Abstract
Objective
The Inflammatory Bowel Disease (IBD) Medical Home is a care delivery model that provides a comprehensive, patient-centered, coordinated care environment, previously shown to lead to an approximate 50% reduction in unplanned care. However, the frequency and nature of IBD medical home patient phone calls to gastroenterology (GI) fellows after-hours, and the contribution to unplanned care from these encounters, is unknown.
Methods
We included all patients that were seen in the IBD medical home between 7/1/2015 to 6/30/2016 (n = 293) and examined all phone call activity in the subsequent year: 7/1/2016 to 6/30/2017. After-hours phone calls were defined as documented calls that were routed to on-call GI fellows when the clinic is closed.
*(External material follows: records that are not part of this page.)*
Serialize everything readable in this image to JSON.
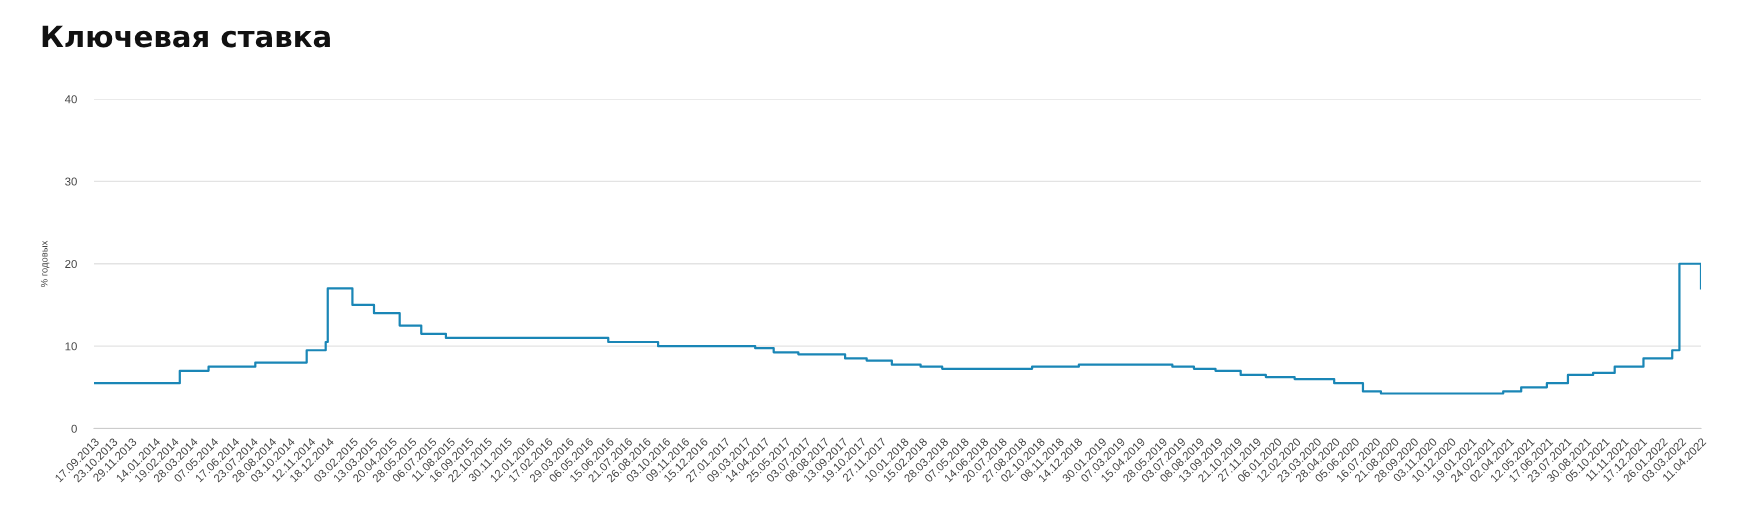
{
  "chart_data": {
    "type": "step",
    "title": "Ключевая ставка",
    "ylabel": "% годовых",
    "color": "#1a86b6",
    "line_style": "solid",
    "grid": "y",
    "x": [
      "2013-09-17",
      "2014-03-03",
      "2014-04-28",
      "2014-07-28",
      "2014-11-05",
      "2014-12-12",
      "2014-12-16",
      "2015-02-02",
      "2015-03-16",
      "2015-05-05",
      "2015-06-16",
      "2015-08-03",
      "2016-06-14",
      "2016-09-19",
      "2017-03-27",
      "2017-05-02",
      "2017-06-19",
      "2017-09-18",
      "2017-10-30",
      "2017-12-18",
      "2018-02-12",
      "2018-03-26",
      "2018-09-17",
      "2018-12-17",
      "2019-06-17",
      "2019-07-29",
      "2019-09-09",
      "2019-10-28",
      "2019-12-16",
      "2020-02-10",
      "2020-04-27",
      "2020-06-22",
      "2020-07-27",
      "2021-03-22",
      "2021-04-26",
      "2021-06-15",
      "2021-07-26",
      "2021-09-13",
      "2021-10-25",
      "2021-12-20",
      "2022-02-14",
      "2022-02-28",
      "2022-04-11"
    ],
    "values": [
      5.5,
      7.0,
      7.5,
      8.0,
      9.5,
      10.5,
      17.0,
      15.0,
      14.0,
      12.5,
      11.5,
      11.0,
      10.5,
      10.0,
      9.75,
      9.25,
      9.0,
      8.5,
      8.25,
      7.75,
      7.5,
      7.25,
      7.5,
      7.75,
      7.5,
      7.25,
      7.0,
      6.5,
      6.25,
      6.0,
      5.5,
      4.5,
      4.25,
      4.5,
      5.0,
      5.5,
      6.5,
      6.75,
      7.5,
      8.5,
      9.5,
      20.0,
      17.0
    ],
    "xlim": [
      "2013-09-17",
      "2022-04-11"
    ],
    "ylim": [
      0,
      40
    ],
    "yticks": [
      0,
      10,
      20,
      30,
      40
    ],
    "xticks": [
      {
        "value": "2013-09-17",
        "label": "17.09.2013"
      },
      {
        "value": "2013-10-23",
        "label": "23.10.2013"
      },
      {
        "value": "2013-11-29",
        "label": "29.11.2013"
      },
      {
        "value": "2014-01-14",
        "label": "14.01.2014"
      },
      {
        "value": "2014-02-19",
        "label": "19.02.2014"
      },
      {
        "value": "2014-03-28",
        "label": "28.03.2014"
      },
      {
        "value": "2014-05-07",
        "label": "07.05.2014"
      },
      {
        "value": "2014-06-17",
        "label": "17.06.2014"
      },
      {
        "value": "2014-07-23",
        "label": "23.07.2014"
      },
      {
        "value": "2014-08-28",
        "label": "28.08.2014"
      },
      {
        "value": "2014-10-03",
        "label": "03.10.2014"
      },
      {
        "value": "2014-11-12",
        "label": "12.11.2014"
      },
      {
        "value": "2014-12-18",
        "label": "18.12.2014"
      },
      {
        "value": "2015-02-03",
        "label": "03.02.2015"
      },
      {
        "value": "2015-03-13",
        "label": "13.03.2015"
      },
      {
        "value": "2015-04-20",
        "label": "20.04.2015"
      },
      {
        "value": "2015-05-28",
        "label": "28.05.2015"
      },
      {
        "value": "2015-07-06",
        "label": "06.07.2015"
      },
      {
        "value": "2015-08-11",
        "label": "11.08.2015"
      },
      {
        "value": "2015-09-16",
        "label": "16.09.2015"
      },
      {
        "value": "2015-10-22",
        "label": "22.10.2015"
      },
      {
        "value": "2015-11-30",
        "label": "30.11.2015"
      },
      {
        "value": "2016-01-12",
        "label": "12.01.2016"
      },
      {
        "value": "2016-02-17",
        "label": "17.02.2016"
      },
      {
        "value": "2016-03-29",
        "label": "29.03.2016"
      },
      {
        "value": "2016-05-06",
        "label": "06.05.2016"
      },
      {
        "value": "2016-06-15",
        "label": "15.06.2016"
      },
      {
        "value": "2016-07-21",
        "label": "21.07.2016"
      },
      {
        "value": "2016-08-26",
        "label": "26.08.2016"
      },
      {
        "value": "2016-10-03",
        "label": "03.10.2016"
      },
      {
        "value": "2016-11-09",
        "label": "09.11.2016"
      },
      {
        "value": "2016-12-15",
        "label": "15.12.2016"
      },
      {
        "value": "2017-01-27",
        "label": "27.01.2017"
      },
      {
        "value": "2017-03-09",
        "label": "09.03.2017"
      },
      {
        "value": "2017-04-14",
        "label": "14.04.2017"
      },
      {
        "value": "2017-05-25",
        "label": "25.05.2017"
      },
      {
        "value": "2017-07-03",
        "label": "03.07.2017"
      },
      {
        "value": "2017-08-08",
        "label": "08.08.2017"
      },
      {
        "value": "2017-09-13",
        "label": "13.09.2017"
      },
      {
        "value": "2017-10-19",
        "label": "19.10.2017"
      },
      {
        "value": "2017-11-27",
        "label": "27.11.2017"
      },
      {
        "value": "2018-01-10",
        "label": "10.01.2018"
      },
      {
        "value": "2018-02-15",
        "label": "15.02.2018"
      },
      {
        "value": "2018-03-28",
        "label": "28.03.2018"
      },
      {
        "value": "2018-05-07",
        "label": "07.05.2018"
      },
      {
        "value": "2018-06-14",
        "label": "14.06.2018"
      },
      {
        "value": "2018-07-20",
        "label": "20.07.2018"
      },
      {
        "value": "2018-08-27",
        "label": "27.08.2018"
      },
      {
        "value": "2018-10-02",
        "label": "02.10.2018"
      },
      {
        "value": "2018-11-08",
        "label": "08.11.2018"
      },
      {
        "value": "2018-12-14",
        "label": "14.12.2018"
      },
      {
        "value": "2019-01-30",
        "label": "30.01.2019"
      },
      {
        "value": "2019-03-07",
        "label": "07.03.2019"
      },
      {
        "value": "2019-04-15",
        "label": "15.04.2019"
      },
      {
        "value": "2019-05-28",
        "label": "28.05.2019"
      },
      {
        "value": "2019-07-03",
        "label": "03.07.2019"
      },
      {
        "value": "2019-08-08",
        "label": "08.08.2019"
      },
      {
        "value": "2019-09-13",
        "label": "13.09.2019"
      },
      {
        "value": "2019-10-21",
        "label": "21.10.2019"
      },
      {
        "value": "2019-11-27",
        "label": "27.11.2019"
      },
      {
        "value": "2020-01-06",
        "label": "06.01.2020"
      },
      {
        "value": "2020-02-12",
        "label": "12.02.2020"
      },
      {
        "value": "2020-03-23",
        "label": "23.03.2020"
      },
      {
        "value": "2020-04-28",
        "label": "28.04.2020"
      },
      {
        "value": "2020-06-05",
        "label": "05.06.2020"
      },
      {
        "value": "2020-07-16",
        "label": "16.07.2020"
      },
      {
        "value": "2020-08-21",
        "label": "21.08.2020"
      },
      {
        "value": "2020-09-28",
        "label": "28.09.2020"
      },
      {
        "value": "2020-11-03",
        "label": "03.11.2020"
      },
      {
        "value": "2020-12-10",
        "label": "10.12.2020"
      },
      {
        "value": "2021-01-19",
        "label": "19.01.2021"
      },
      {
        "value": "2021-02-24",
        "label": "24.02.2021"
      },
      {
        "value": "2021-04-02",
        "label": "02.04.2021"
      },
      {
        "value": "2021-05-12",
        "label": "12.05.2021"
      },
      {
        "value": "2021-06-17",
        "label": "17.06.2021"
      },
      {
        "value": "2021-07-23",
        "label": "23.07.2021"
      },
      {
        "value": "2021-08-30",
        "label": "30.08.2021"
      },
      {
        "value": "2021-10-05",
        "label": "05.10.2021"
      },
      {
        "value": "2021-11-11",
        "label": "11.11.2021"
      },
      {
        "value": "2021-12-17",
        "label": "17.12.2021"
      },
      {
        "value": "2022-01-26",
        "label": "26.01.2022"
      },
      {
        "value": "2022-03-03",
        "label": "03.03.2022"
      },
      {
        "value": "2022-04-11",
        "label": "11.04.2022"
      }
    ]
  }
}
The details of each after-hours encounter were reviewed, and were categorized by the reason for call, training year of the GI fellow, advice given to patient, and unplanned care outcomes. For comparison, we also tracked frequency of patient calls for symptoms during clinic hours. Demographic information, disease type, disease activity index, quality of life (QoL), and depression/anxiety scores documented most recently to the start of the observation period were included in the analysis. Comparisons were made using Chi-square, T-tests and non-parametric median tests.
Results
259 of 293 patients (86.7%) had any documented phone interaction. Only 36 patients (12.3%) placed a total of 63 after-hours phone calls to GI fellows, with calls for symptoms representing the majority (71.4%). Among calls for symptoms (n = 45), patients were advised by GI fellows to present to the emergency department (ED) 44.4% of the time. There was no significant difference in ED recommendations by fellow training level (p = 0.17). Of the 20 ED encounters advised by fellows, 9 (45%) did not result in admission; and 2 patients had new cross-sectional imaging. Of the 11 admissions, 10 also had new cross-sectional imaging, with generation of 10 inpatient IBD consults, as well as 1 surgery for seton placement. After-hours callers were more likely to have Crohn’s disease and higher GAD-7 scores, with trends towards lower SIBDQ scores and higher PHQ-9 scores, but similar disease activity index scores, number of clinic visits, and demographics, compared to patients who called with symptoms during clinic hours (Table 1).
Conclusions
Among patients established within an IBD medical home model, a small population of patients called after hours resulting in frequent recommendation to present to the ED from GI fellows, however it is unknown if these encounters meaningfully changed their IBD care. Higher psychosocial complexity may influence this care behavior. Further studies of triage processes and educational initiatives aimed at GI fellows may help minimize unplanned ED and inpatient care in this patient population.